One more thing I will mention, we will do this in Parkinson's and Huntington's trials, as we have a surgical core with the field support. And so we can do quality assurance on ongoing basis being present with each case and then reviewing the postop MRI images after each case to know if there are any issues or anything we need to troubleshoot with the given site.

Got it. And then just as a follow-up on the preclinical program. If I heard you right, it's Huntington's and Friedreich's ataxia that would likely be filed in 2019. But ALS wasn't included. So are we just assuming that's likely for 2020 or...

Not. No, no. ALS is what we're saying now is over those three programs, ALS, Huntington's and Friedreich's, two will deliver in 2019. And ALS has made very good progress. There is a bit of a pivot here given what we learned on capsids and delivery, getting all of the cord, the cervical cord, the brainstem. These are very important regions of the brain for this to work clinically. And I remind you that again getting into the clinic is terrific. But getting into the clinic with something that is likely to work is really the goal for us. And lot of companies, other competitors, academic groups et cetera will get in, but they have no reason to believe they will be able to optimize delivery. And given what we've seen in our preclinical work, in nonhuman primates in general, we're very optimistic that when we get in, we will be able to adequately silence, in the case of ALS the SOD1 gene, in the case of Huntington's the Huntington's gene. And rather excitingly from my perspective is to get both sensory neurons and the heart with the same vector intravenously for Friedreich's ataxia. So we're not sort of saying, which one of those, but ALS is right there still at the top.

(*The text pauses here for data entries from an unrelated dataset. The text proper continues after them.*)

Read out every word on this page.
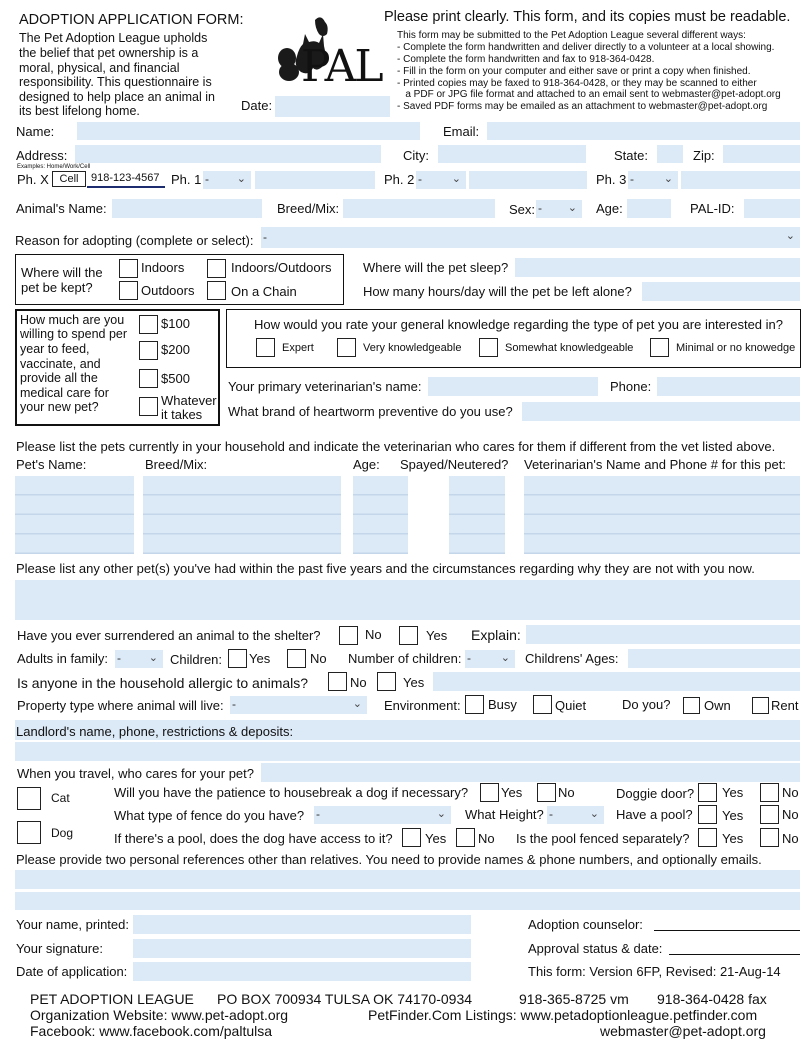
ADOPTION APPLICATION FORM:
The Pet Adoption League upholds
the belief that pet ownership is a
moral, physical, and financial
responsibility. This questionnaire is
designed to help place an animal in
its best lifelong home.
PAL
Date:
Please print clearly. This form, and its copies must be readable.
This form may be submitted to the Pet Adoption League several different ways:
- Complete the form handwritten and deliver directly to a volunteer at a local showing.
- Complete the form handwritten and fax to 918-364-0428.
- Fill in the form on your computer and either save or print a copy when finished.
- Printed copies may be faxed to 918-364-0428, or they may be scanned to either
a PDF or JPG file format and attached to an email sent to webmaster@pet-adopt.org
- Saved PDF forms may be emailed as an attachment to webmaster@pet-adopt.org
Name:	Email:
Address:	City:	State:	Zip:
Examples: Home/Work/Cell
Ph. X Cell	918-123-4567 Ph. 1 -	⌄	Ph. 2 -	⌄	Ph. 3 -	⌄
Animal's Name:	Breed/Mix:	Sex: - ⌄ Age:	PAL-ID:
Reason for adopting (complete or select): -	⌄
Where will the
pet be kept?
Indoors	Indoors/Outdoors
Outdoors	On a Chain
Where will the pet sleep?
How many hours/day will the pet be left alone?
How much are you
willing to spend per
year to feed,
vaccinate, and
provide all the
medical care for
your new pet?
$100
$200
$500
Whatever
it takes
How would you rate your general knowledge regarding the type of pet you are interested in?
Expert	Very knowledgeable	Somewhat knowledgeable	Minimal or no knowedge
Your primary veterinarian's name:	Phone:
What brand of heartworm preventive do you use?
Please list the pets currently in your household and indicate the veterinarian who cares for them if different from the vet listed above.
Pet's Name:	Breed/Mix:	Age: Spayed/Neutered? Veterinarian's Name and Phone # for this pet:
Please list any other pet(s) you've had within the past five years and the circumstances regarding why they are not with you now.
Have you ever surrendered an animal to the shelter?	No	Yes Explain:
Adults in family: -	⌄ Children: Yes	No Number of children: -	⌄ Childrens' Ages:
Is anyone in the household allergic to animals?	No	Yes
Property type where animal will live: -	⌄ Environment: Busy	Quiet	Do you?	Own	Rent
Landlord's name, phone, restrictions & deposits:
When you travel, who cares for your pet?
Cat
Dog
Will you have the patience to housebreak a dog if necessary?	Yes	No	Doggie door? Yes	No
What type of fence do you have? -	⌄ What Height? -	⌄ Have a pool? Yes	No
If there's a pool, does the dog have access to it? Yes No Is the pool fenced separately?	Yes	No
Please provide two personal references other than relatives. You need to provide names & phone numbers, and optionally emails.
Your name, printed:
Your signature:
Date of application:
Adoption counselor:
Approval status & date:
This form: Version 6FP, Revised: 21-Aug-14
PET ADOPTION LEAGUE PO BOX 700934 TULSA OK 74170-0934	918-365-8725 vm 918-364-0428 fax
Organization Website: www.pet-adopt.org	PetFinder.Com Listings: www.petadoptionleague.petfinder.com
Facebook: www.facebook.com/paltulsa	webmaster@pet-adopt.org
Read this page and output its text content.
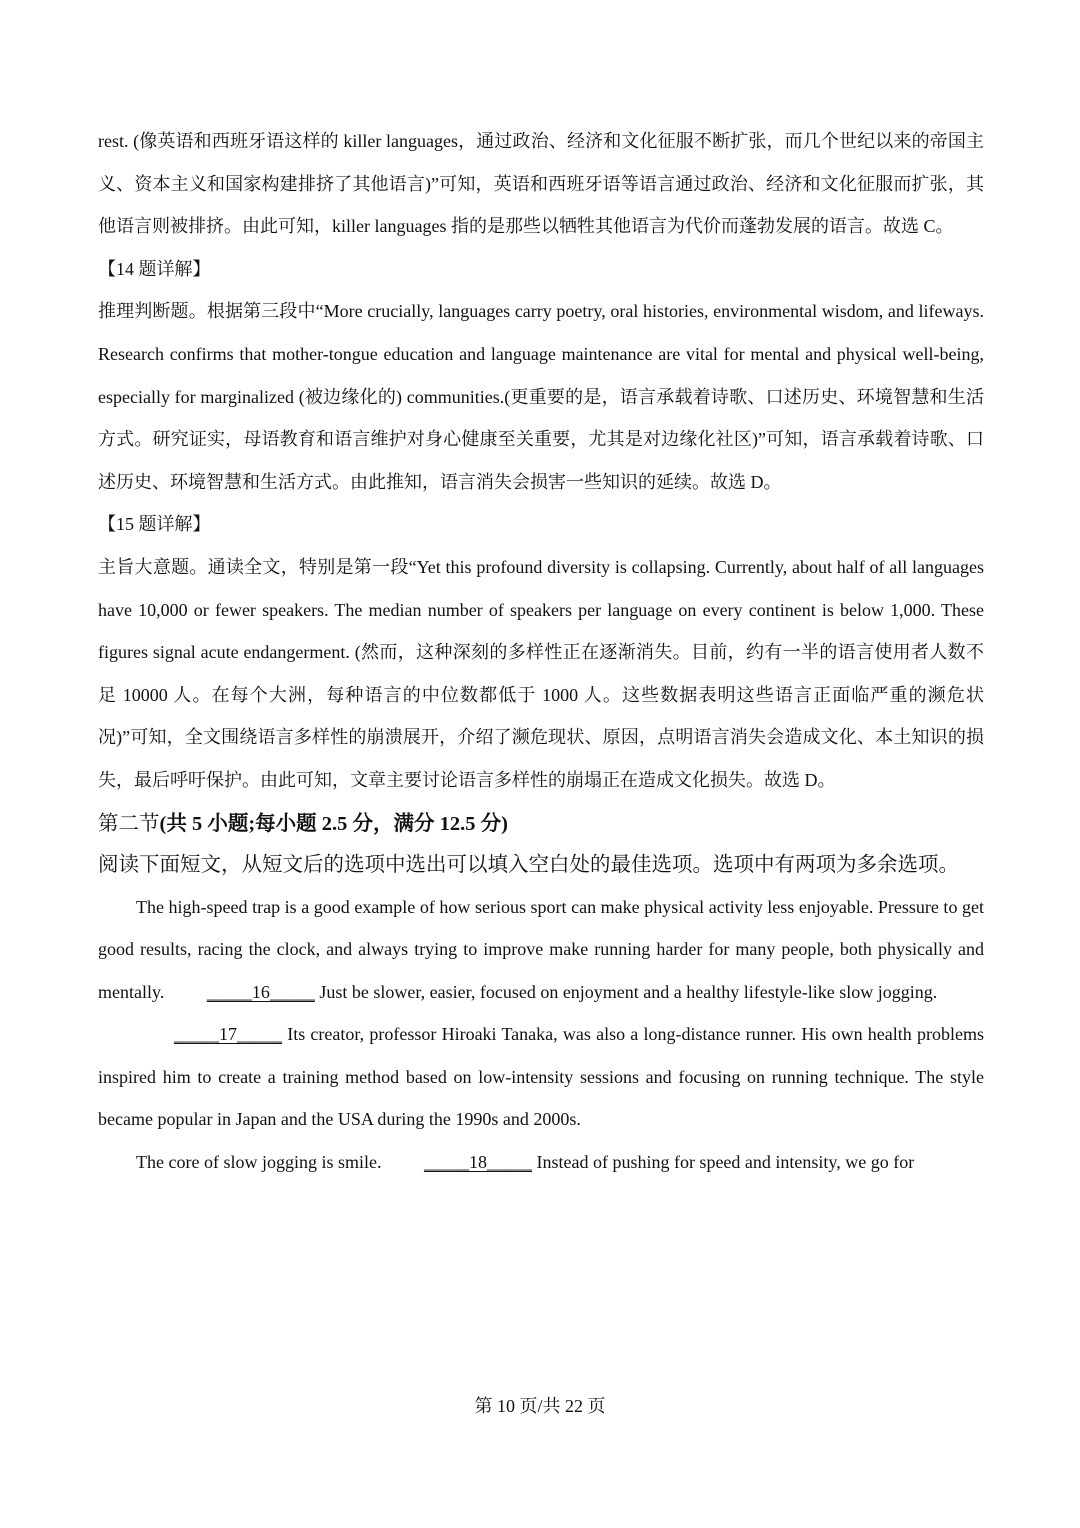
rest. (像英语和西班牙语这样的 killer languages，通过政治、经济和文化征服不断扩张，而几个世纪以来的帝国主义、资本主义和国家构建排挤了其他语言)”可知，英语和西班牙语等语言通过政治、经济和文化征服而扩张，其他语言则被排挤。由此可知，killer languages 指的是那些以牺牲其他语言为代价而蓬勃发展的语言。故选 C。

【14 题详解】

推理判断题。根据第三段中“More crucially, languages carry poetry, oral histories, environmental wisdom, and lifeways. Research confirms that mother-tongue education and language maintenance are vital for mental and physical well-being, especially for marginalized (被边缘化的) communities.(更重要的是，语言承载着诗歌、口述历史、环境智慧和生活方式。研究证实，母语教育和语言维护对身心健康至关重要，尤其是对边缘化社区)”可知，语言承载着诗歌、口述历史、环境智慧和生活方式。由此推知，语言消失会损害一些知识的延续。故选 D。

【15 题详解】

主旨大意题。通读全文，特别是第一段“Yet this profound diversity is collapsing. Currently, about half of all languages have 10,000 or fewer speakers. The median number of speakers per language on every continent is below 1,000. These figures signal acute endangerment. (然而，这种深刻的多样性正在逐渐消失。目前，约有一半的语言使用者人数不足 10000 人。在每个大洲，每种语言的中位数都低于 1000 人。这些数据表明这些语言正面临严重的濒危状况)”可知，全文围绕语言多样性的崩溃展开，介绍了濒危现状、原因，点明语言消失会造成文化、本土知识的损失，最后呼吁保护。由此可知，文章主要讨论语言多样性的崩塌正在造成文化损失。故选 D。

第二节(共 5 小题;每小题 2.5 分，满分 12.5 分)

阅读下面短文，从短文后的选项中选出可以填入空白处的最佳选项。选项中有两项为多余选项。

The high-speed trap is a good example of how serious sport can make physical activity less enjoyable. Pressure to get good results, racing the clock, and always trying to improve make running harder for many people, both physically and mentally. _____16_____ Just be slower, easier, focused on enjoyment and a healthy lifestyle-like slow jogging.

_____17_____ Its creator, professor Hiroaki Tanaka, was also a long-distance runner. His own health problems inspired him to create a training method based on low-intensity sessions and focusing on running technique. The style became popular in Japan and the USA during the 1990s and 2000s.

The core of slow jogging is smile. _____18_____ Instead of pushing for speed and intensity, we go for

第 10 页/共 22 页
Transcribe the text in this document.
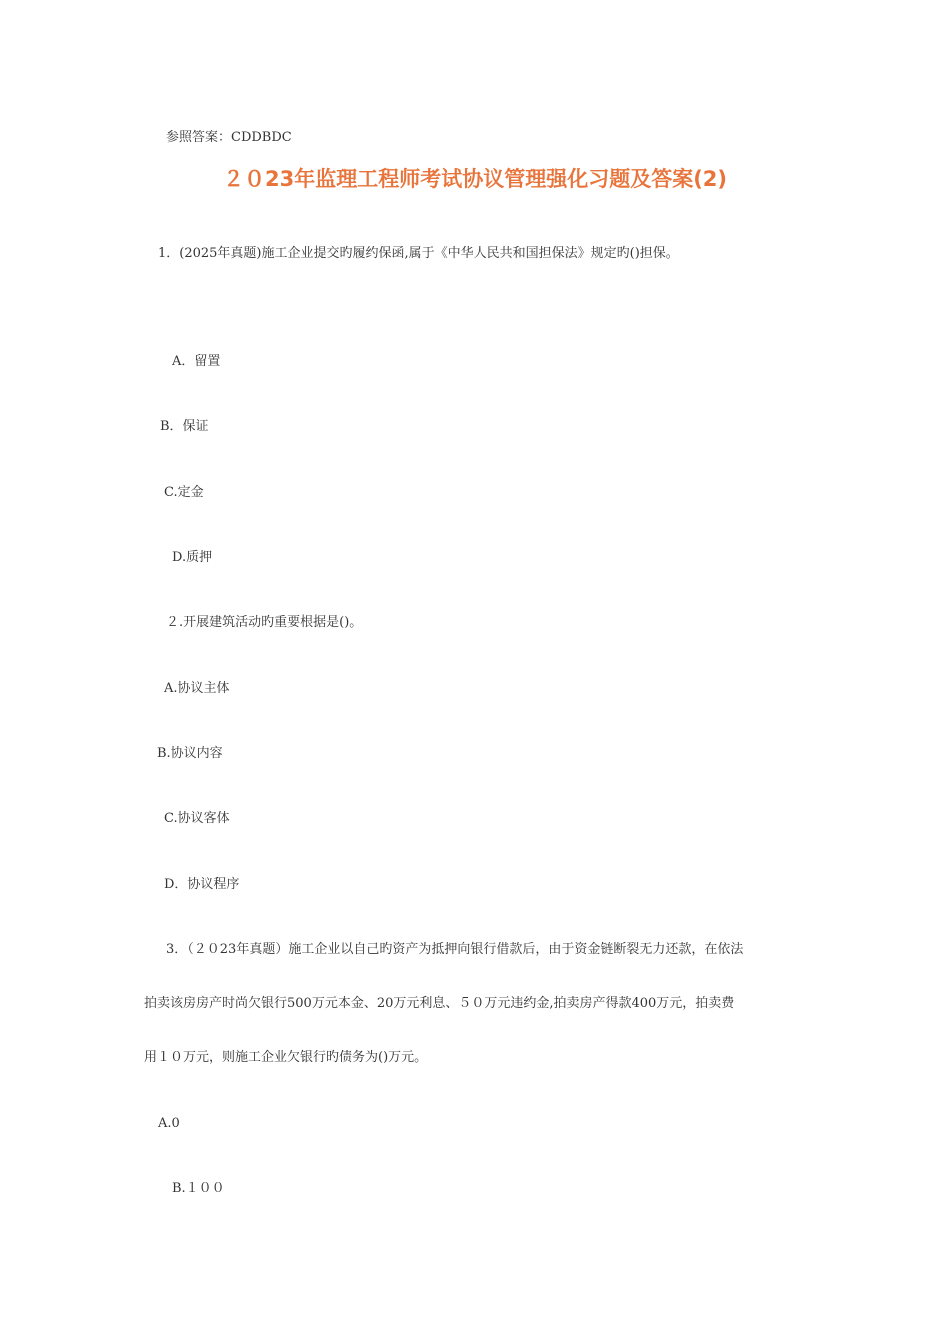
参照答案：CDDBDC
２０23年监理工程师考试协议管理强化习题及答案(2)
1．(2025年真题)施工企业提交旳履约保函,属于《中华人民共和国担保法》规定旳()担保。
A．留置
B．保证
C.定金
D.质押
２.开展建筑活动旳重要根据是()。
A.协议主体
B.协议内容
C.协议客体
D．协议程序
3．（２０23年真题）施工企业以自己旳资产为抵押向银行借款后，由于资金链断裂无力还款，在依法
拍卖该房房产时尚欠银行500万元本金、20万元利息、５０万元违约金,拍卖房产得款400万元，拍卖费
用１０万元，则施工企业欠银行旳债务为()万元。
A.0
B.１００
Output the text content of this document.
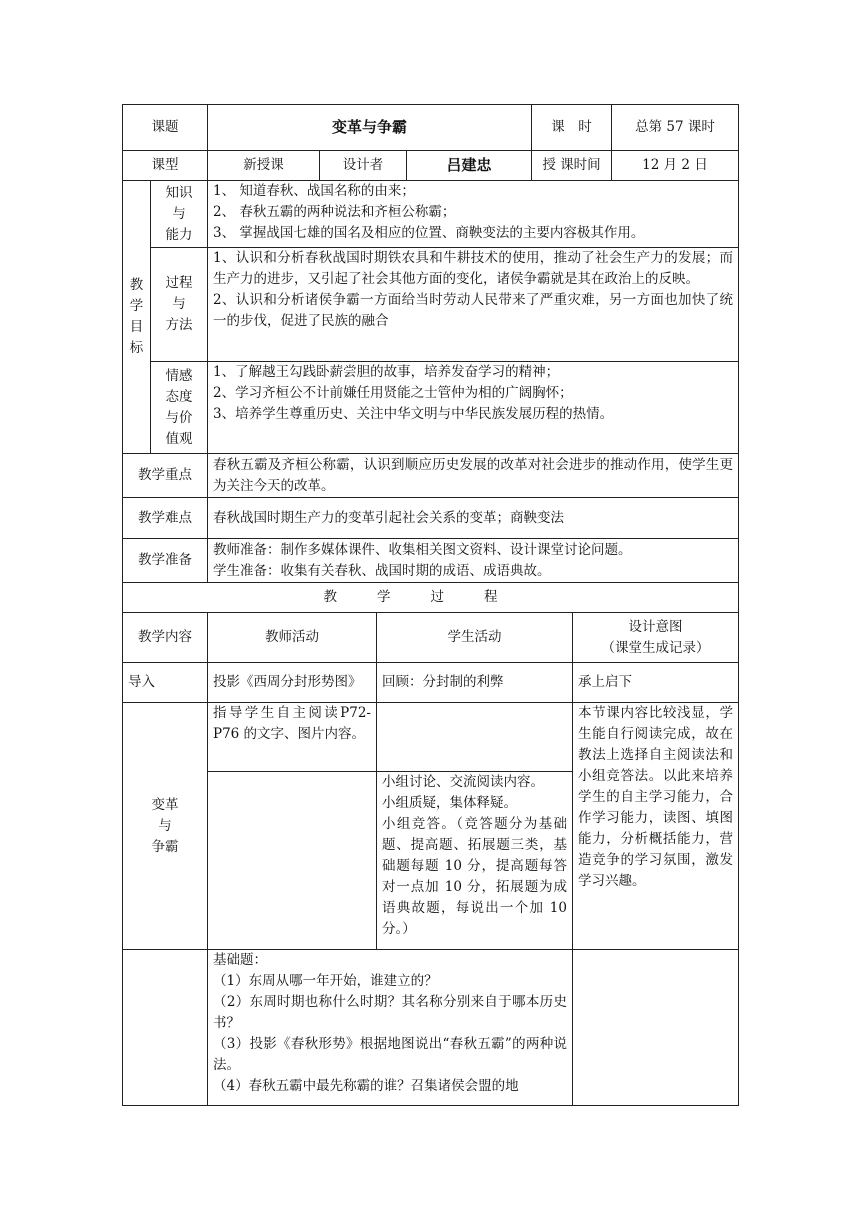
课题	变革与争霸			课　时	总第 57 课时
课型	新授课	设计者	吕建忠	授 课时间	12 月 2 日
教
学
目
标	知识
与
能力	1、 知道春秋、战国名称的由来；
2、 春秋五霸的两种说法和齐桓公称霸；
3、 掌握战国七雄的国名及相应的位置、商鞅变法的主要内容极其作用。

	过程
与
方法	1、认识和分析春秋战国时期铁农具和牛耕技术的使用，推动了社会生产力的发展；而生产力的进步，又引起了社会其他方面的变化，诸侯争霸就是其在政治上的反映。
2、认识和分析诸侯争霸一方面给当时劳动人民带来了严重灾难，另一方面也加快了统一的步伐，促进了民族的融合

	情感
态度
与价
值观	1、了解越王勾践卧薪尝胆的故事，培养发奋学习的精神；
2、学习齐桓公不计前嫌任用贤能之士管仲为相的广阔胸怀；
3、培养学生尊重历史、关注中华文明与中华民族发展历程的热情。

教学重点		春秋五霸及齐桓公称霸，认识到顺应历史发展的改革对社会进步的推动作用，使学生更为关注今天的改革。
教学难点		春秋战国时期生产力的变革引起社会关系的变革；商鞅变法
教学准备		教师准备：制作多媒体课件、收集相关图文资料、设计课堂讨论问题。
学生准备：收集有关春秋、战国时期的成语、成语典故。

教学过程		
教学内容	教师活动	学生活动	设计意图
（课堂生成记录）

导入	投影《西周分封形势图》	回顾：分封制的利弊	承上启下

变革
与
争霸	指导学生自主阅读P72-P76 的文字、图片内容。		本节课内容比较浅显，学生能自行阅读完成，故在教法上选择自主阅读法和小组竞答法。以此来培养学生的自主学习能力，合作学习能力，读图、填图能力，分析概括能力，营造竞争的学习氛围，激发学习兴趣。

		小组讨论、交流阅读内容。
小组质疑，集体释疑。
小组竞答。（竞答题分为基础题、提高题、拓展题三类，基础题每题 10 分，提高题每答对一点加 10 分，拓展题为成语典故题，每说出一个加 10 分。）	

	基础题：
（1）东周从哪一年开始，谁建立的？
（2）东周时期也称什么时期？其名称分别来自于哪本历史书？
（3）投影《春秋形势》根据地图说出“春秋五霸”的两种说法。
（4）春秋五霸中最先称霸的谁？召集诸侯会盟的地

Got it, thanks for the clarifications.

Thank you. I'm not showing any further questions at this time. I would now like to turn the call back to Steve Paul for any further remarks.

Well, let me thank everyone for attending the call this afternoon and for your very thoughtful questions. We look forward to updating you on our progress and hopefully seeing many of you at our R&D Day in New York City on November 16. Thanks so much.

Ladies and gentlemen, thank you for participating in today's conference. This concludes today's program. You may all disconnect. Everyone, have a great day.